Access to the code governing the DNA recognition by transcription activator-like effectors (TALE) in 2009 opened the way to the development of a new class of efficient TAL-based gene editing tools. TALE, proteins secreted by the Xanthomonas plant pathogen, bind with great specificity to genes within the plant host and initiate transcription of the genes helping infection. Engineering TALE by fusing the DNA binding core to the FokI nuclease catalytic domain allowed creation of a new tool of designer nucleases, the TALE nuclease (TALEN).[66] They have one of the greatest specificities of all the current engineered nucleases. Due to the presence of repeat sequences, they are difficult to construct through standard molecular biology procedure and rely on more complicated method of such as Golden gate cloning.[60]

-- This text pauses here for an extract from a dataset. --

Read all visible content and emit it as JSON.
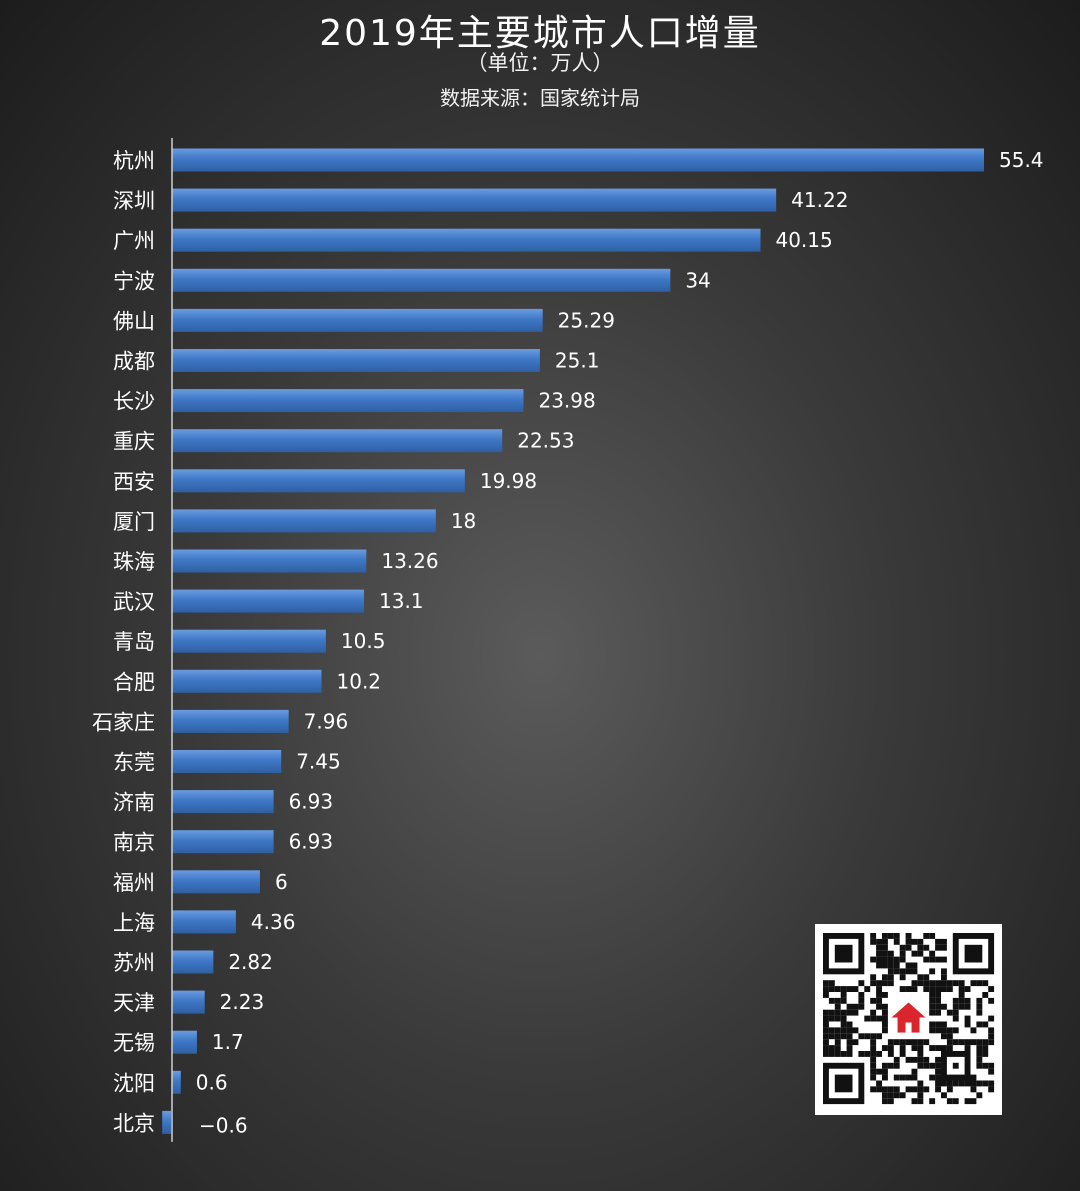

In 2011, another major breakthrough technology was developed based on CRISPR/Cas (clustered regularly interspaced short palindromic repeat / CRISPR associated protein) systems that function as an adaptive immune system in bacteria and archaea. The CRISPR/Cas system allows bacteria and archaea to fight against invading viruses by cleaving viral DNA and inserting pieces of that DNA into their own genome. The organism then transcribes this DNA into RNA and combines this RNA with Cas9 proteins to make double-stranded breaks in the invading viral DNA. The RNA serves as a guide RNA to direct the Cas9 enzyme to the correct spot in the virus DNA. By pairing Cas proteins with a designed guide RNA CRISPR/Cas9 can be used to induce double-stranded breaks at specific points within DNA sequences. The break gets repaired by cellular DNA repair enzymes, creating a small insertion/deletion type mutation in most cases. Targeted DNA repair is possible by providing a donor DNA template that represents the desired change and that is (sometimes) used for double-strand break repair by homologous recombination. It was later demonstrated that CRISPR/Cas9 can edit human cells in a dish. Although the early generation lacks the specificity of TALEN, the major advantage of this technology is the simplicity of the design. It also allows multiple sites to be targeted simultaneously, allowing the editing of multiple genes at once. CRISPR/Cpf1 is a more recently discovered system that requires a different guide RNA to create particular double-stranded breaks (leaves overhangs when cleaving the DNA) when compared to CRISPR/Cas9.[60]
CRISPR/Cas9 is efficient at gene disruption. The creation of HIV-resistant babies by Chinese researcher He Jiankui is perhaps the most famous example of gene disruption using this method.[67] It is far less effective at gene correction. Methods of base editing are under development in which a “nuclease-dead” Cas 9 endonuclease or a related enzyme is used for gene targeting while a linked deaminase enzyme makes a targeted base change in the DNA.[68] The most recent refinement of CRISPR-Cas9 is called Prime Editing. This method links a reverse transcriptase to an RNA-guided engineered nuclease that only makes single-strand cuts but no double-strand breaks. It replaces the portion of DNA next to the cut by the successive action of nuclease and reverse transcriptase, introducing the desired change from an RNA template.[69]